CD Review of The Best Little Secrets Are Kept by Louis XIV
Label
Atlantic
Louis XIV:
The Best Little Secrets
Are Kept

Reviewed by Red Rocker

()

C
ontrary to the album title, there is nothing secret (or subtle) about the debut from San Diego’s stuck-in-the-‘70s brats Louis XIV (yes, pronounced “Louis the fourteenth”). Truth be known, Louis XIV is fundamentally singer/songwriter/producer extraordinaire Jason Hill, the same way the Eels is Mark Everett. After scrapping the unknown Convoy a couple years back, Hill and a couple childhood cronies skipped between San Diego and France to master the ten tracks ultimately morphed into their debut, The Best Little Secrets Are Kept. Note: The parental advisory label herein applies as much to the album art as the lyrics, maybe more.

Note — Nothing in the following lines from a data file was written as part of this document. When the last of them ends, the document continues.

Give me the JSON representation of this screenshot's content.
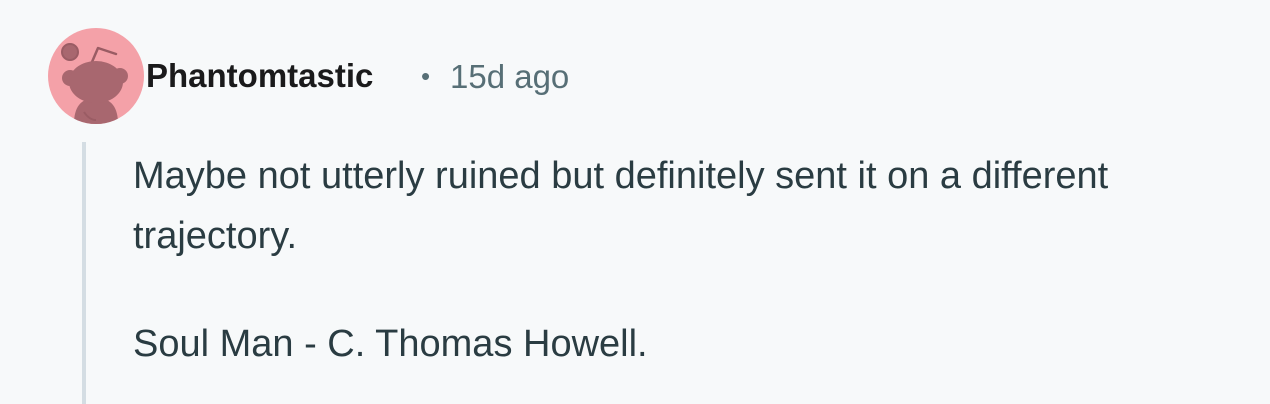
{
  "comment": {
    "author": "Phantomtastic",
    "separator": "•",
    "timestamp": "15d ago",
    "avatar_icon": "snoo-avatar-icon",
    "avatar_color": "#f4a1a8",
    "body": [
      "Maybe not utterly ruined but definitely sent it on a different trajectory.",
      "Soul Man - C. Thomas Howell."
    ]
  }
}
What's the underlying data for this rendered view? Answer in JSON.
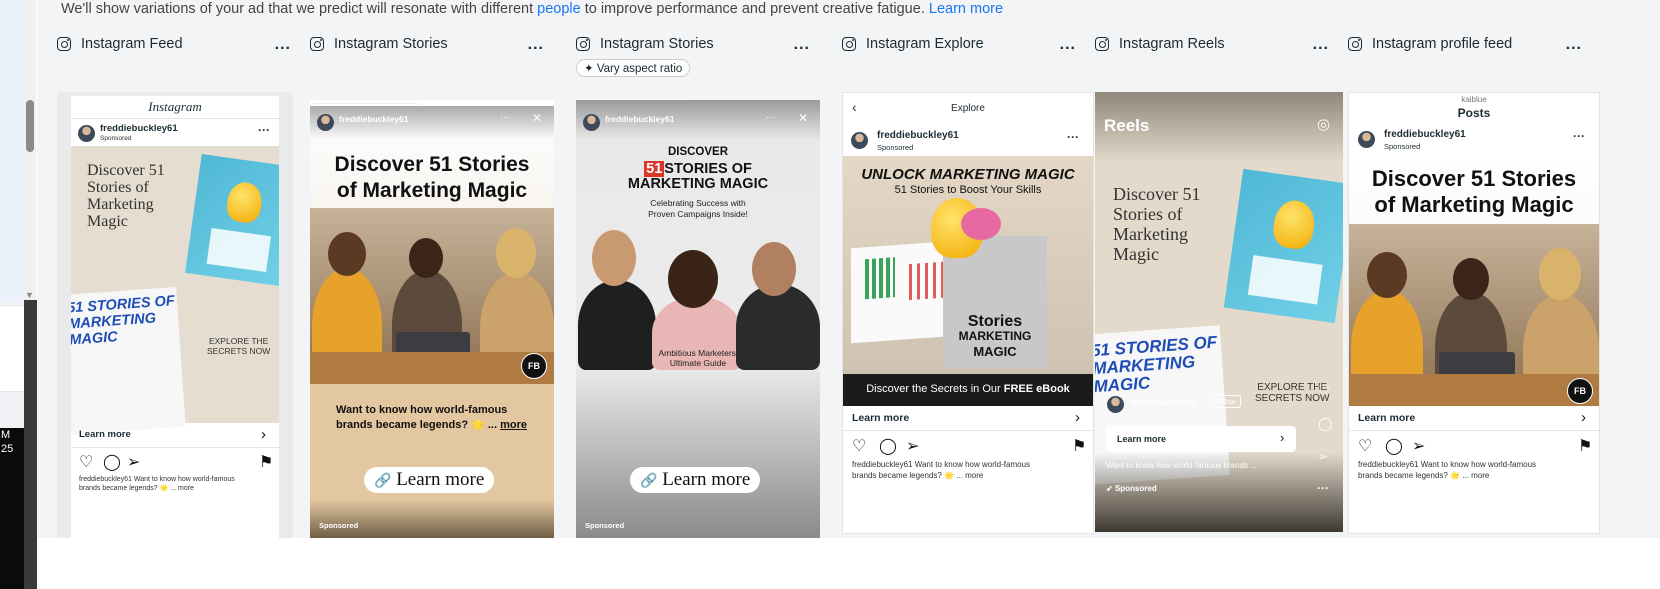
{
  "intro": {
    "text_before": "We'll show variations of your ad that we predict will resonate with different ",
    "people_link": "people",
    "text_after": " to improve performance and prevent creative fatigue. ",
    "learn_more_link": "Learn more"
  },
  "side": {
    "clock_line1": "M",
    "clock_line2": "25"
  },
  "placements": [
    {
      "title": "Instagram Feed",
      "menu": "..."
    },
    {
      "title": "Instagram Stories",
      "menu": "..."
    },
    {
      "title": "Instagram Stories",
      "menu": "...",
      "badge": "✦ Vary aspect ratio"
    },
    {
      "title": "Instagram Explore",
      "menu": "..."
    },
    {
      "title": "Instagram Reels",
      "menu": "..."
    },
    {
      "title": "Instagram profile feed",
      "menu": "..."
    }
  ],
  "feed": {
    "app_header": "Instagram",
    "username": "freddiebuckley61",
    "sponsored": "Sponsored",
    "hero_line1": "Discover 51",
    "hero_line2": "Stories of",
    "hero_line3": "Marketing",
    "hero_line4": "Magic",
    "book_line1": "51 STORIES OF",
    "book_line2": "MARKETING",
    "book_line3": "MAGIC",
    "explore_line1": "EXPLORE THE",
    "explore_line2": "SECRETS NOW",
    "cta": "Learn more",
    "caption_line1": "freddiebuckley61 Want to know how world-famous",
    "caption_line2": "brands became legends? 🌟 ... more"
  },
  "story1": {
    "username": "freddiebuckley61",
    "headline_line1": "Discover 51 Stories",
    "headline_line2": "of Marketing Magic",
    "badge": "FB",
    "body_line1": "Want to know how world-famous",
    "body_line2": "brands became legends? 🌟 ...",
    "more": "more",
    "cta": "Learn more",
    "sponsored": "Sponsored"
  },
  "story2": {
    "username": "freddiebuckley61",
    "discover": "DISCOVER",
    "num": "51",
    "title_line1": "STORIES OF",
    "title_line2": "MARKETING MAGIC",
    "sub_line1": "Celebrating Success with",
    "sub_line2": "Proven Campaigns Inside!",
    "foot_line1": "Ambitious Marketers'",
    "foot_line2": "Ultimate Guide",
    "cta": "Learn more",
    "sponsored": "Sponsored"
  },
  "explore": {
    "header": "Explore",
    "username": "freddiebuckley61",
    "sponsored": "Sponsored",
    "headline": "UNLOCK MARKETING MAGIC",
    "subline": "51 Stories to Boost Your Skills",
    "book_title1": "Stories",
    "book_title2": "MARKETING",
    "book_title3": "MAGIC",
    "strip_text": "Discover the Secrets in Our ",
    "strip_bold": "FREE eBook",
    "cta": "Learn more",
    "caption_line1": "freddiebuckley61 Want to know how world-famous",
    "caption_line2": "brands became legends? 🌟 ... more"
  },
  "reels": {
    "title": "Reels",
    "hero_line1": "Discover 51",
    "hero_line2": "Stories of",
    "hero_line3": "Marketing",
    "hero_line4": "Magic",
    "book_line1": "51 STORIES OF",
    "book_line2": "MARKETING",
    "book_line3": "MAGIC",
    "explore_line1": "EXPLORE THE",
    "explore_line2": "SECRETS NOW",
    "username": "freddiebuckley61",
    "follow": "Follow",
    "cta": "Learn more",
    "caption": "Want to know how world-famous brands ...",
    "sponsored": "Sponsored"
  },
  "profile": {
    "handle": "kaiblue",
    "section": "Posts",
    "username": "freddiebuckley61",
    "sponsored": "Sponsored",
    "headline_line1": "Discover 51 Stories",
    "headline_line2": "of Marketing Magic",
    "badge": "FB",
    "cta": "Learn more",
    "caption_line1": "freddiebuckley61 Want to know how world-famous",
    "caption_line2": "brands became legends? 🌟 ... more"
  }
}
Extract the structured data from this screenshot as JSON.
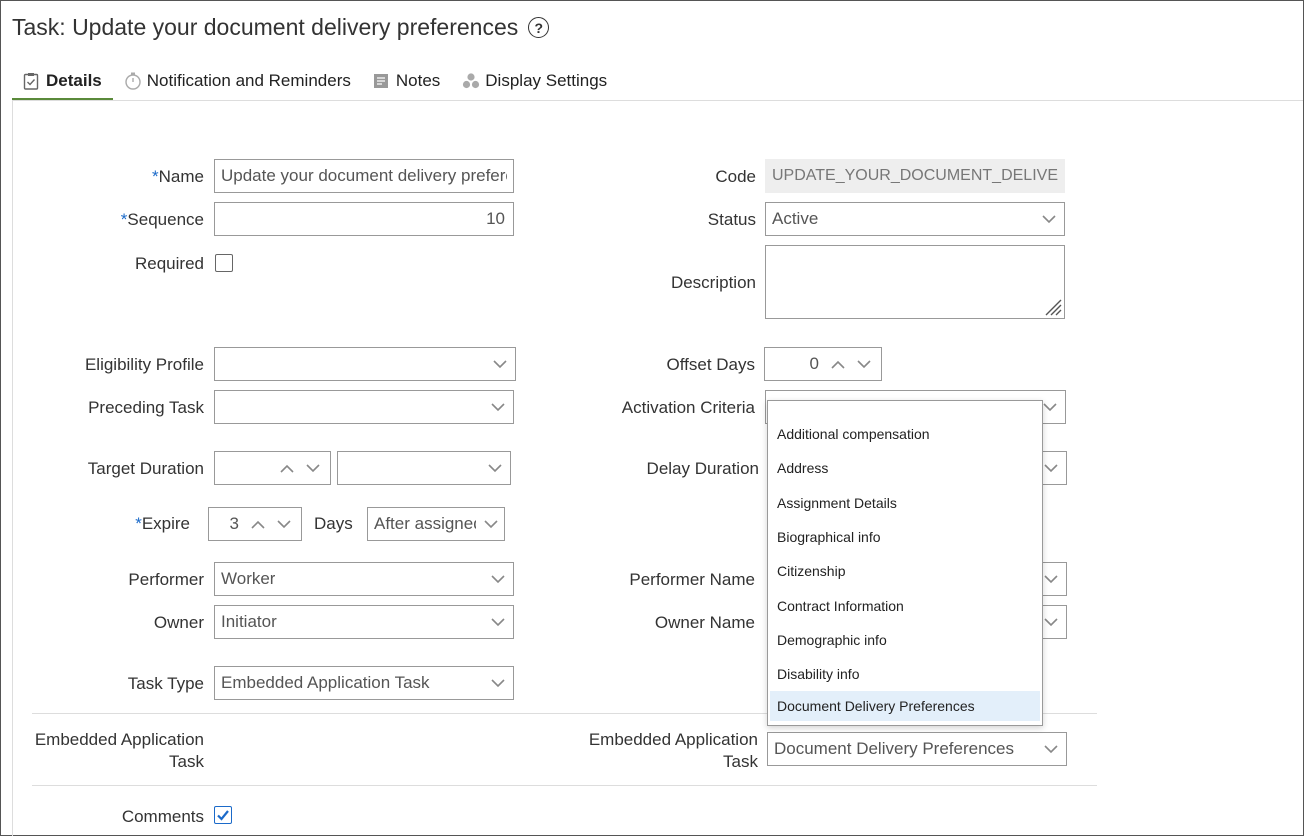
{
  "page": {
    "title": "Task: Update your document delivery preferences"
  },
  "tabs": [
    {
      "label": "Details",
      "icon": "clipboard-icon",
      "active": true
    },
    {
      "label": "Notification and Reminders",
      "icon": "stopwatch-icon"
    },
    {
      "label": "Notes",
      "icon": "notes-icon"
    },
    {
      "label": "Display Settings",
      "icon": "display-settings-icon"
    }
  ],
  "form": {
    "name": {
      "label": "Name",
      "value": "Update your document delivery prefere"
    },
    "sequence": {
      "label": "Sequence",
      "value": "10"
    },
    "required": {
      "label": "Required",
      "checked": false
    },
    "code": {
      "label": "Code",
      "value": "UPDATE_YOUR_DOCUMENT_DELIVERY"
    },
    "status": {
      "label": "Status",
      "value": "Active"
    },
    "description": {
      "label": "Description",
      "value": ""
    },
    "eligibility_profile": {
      "label": "Eligibility Profile",
      "value": ""
    },
    "offset_days": {
      "label": "Offset Days",
      "value": "0"
    },
    "preceding_task": {
      "label": "Preceding Task",
      "value": ""
    },
    "activation_criteria": {
      "label": "Activation Criteria",
      "value": ""
    },
    "target_duration": {
      "label": "Target Duration",
      "value": "",
      "unit": ""
    },
    "delay_duration": {
      "label": "Delay Duration"
    },
    "expire": {
      "label": "Expire",
      "value": "3",
      "days_label": "Days",
      "when": "After assigned"
    },
    "performer": {
      "label": "Performer",
      "value": "Worker"
    },
    "performer_name": {
      "label": "Performer Name"
    },
    "owner": {
      "label": "Owner",
      "value": "Initiator"
    },
    "owner_name": {
      "label": "Owner Name"
    },
    "task_type": {
      "label": "Task Type",
      "value": "Embedded Application Task"
    },
    "embedded_left": {
      "label_line1": "Embedded Application",
      "label_line2": "Task"
    },
    "embedded_right": {
      "label_line1": "Embedded Application",
      "label_line2": "Task",
      "value": "Document Delivery Preferences"
    },
    "comments": {
      "label": "Comments",
      "checked": true
    }
  },
  "activation_dropdown": {
    "items": [
      "Additional compensation",
      "Address",
      "Assignment Details",
      "Biographical info",
      "Citizenship",
      "Contract Information",
      "Demographic info",
      "Disability info",
      "Document Delivery Preferences"
    ],
    "selected_index": 8
  },
  "colors": {
    "required_star": "#1b6ac9",
    "active_tab_underline": "#5a8a3a",
    "selected_item_bg": "#e3effa"
  }
}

Impossible for Hill to conceal his influences, songs like “Finding Out True Love Is Blind” and “Illegal Tender” wreak of early Bowie and Exile on Main Street-era Stones. Admitting in a recent interview that Marc Bolan’s T-Rex was and is a gold standard in his life, the decade hopping talent unearths all he can find from the Nixon years. Serrated riffs really fly on “God Killed the Queen” and, in true T-Rex fashion, a hard stereo panning job and bevy of hand claps dominate with a nifty “I think you’re seeing double” spot tossed in with great result. A Robert Johnson-like slide guitar part waves in the groovy “A Letter to Dominique”, not a bit out of place on Beck’s new record, supplementing Louis XIV’s unique vibe and steadfast vow to not remain in any one space for long.

I suppose the stuffed suits at Atlantic had their vigilant eye on the ornery “Pledge of Allegiance” when issuing the “explicit content” label. “Milk shake, milk shake, I love to feel you sweat, we don’t have to go to the pool if you want me to make you wet,” Hill teases in a playful attempt at seducing little Stacey Q, who (“let’s keep this between me and you”) has stumbled across his door on her way home from school. Oh, the fantasies!

These guys have undeniably mastered the art of ‘70s sleaze, borrowing stage presence from glam rock legends like the Stooges and writing a new chapter for characters like Ziggy Stardust. What separates Louis XIV from incalculable failed attempts, however, is the music. This entire debut mission is worthy. There is no disposable component within Best Little Secrets and, by all measuring sticks, that sets it apart from countless predecessors. Employing a model-hot naked chick for a human easel, track listing scribbled down her bare back, doesn’t lose them any cool points, either.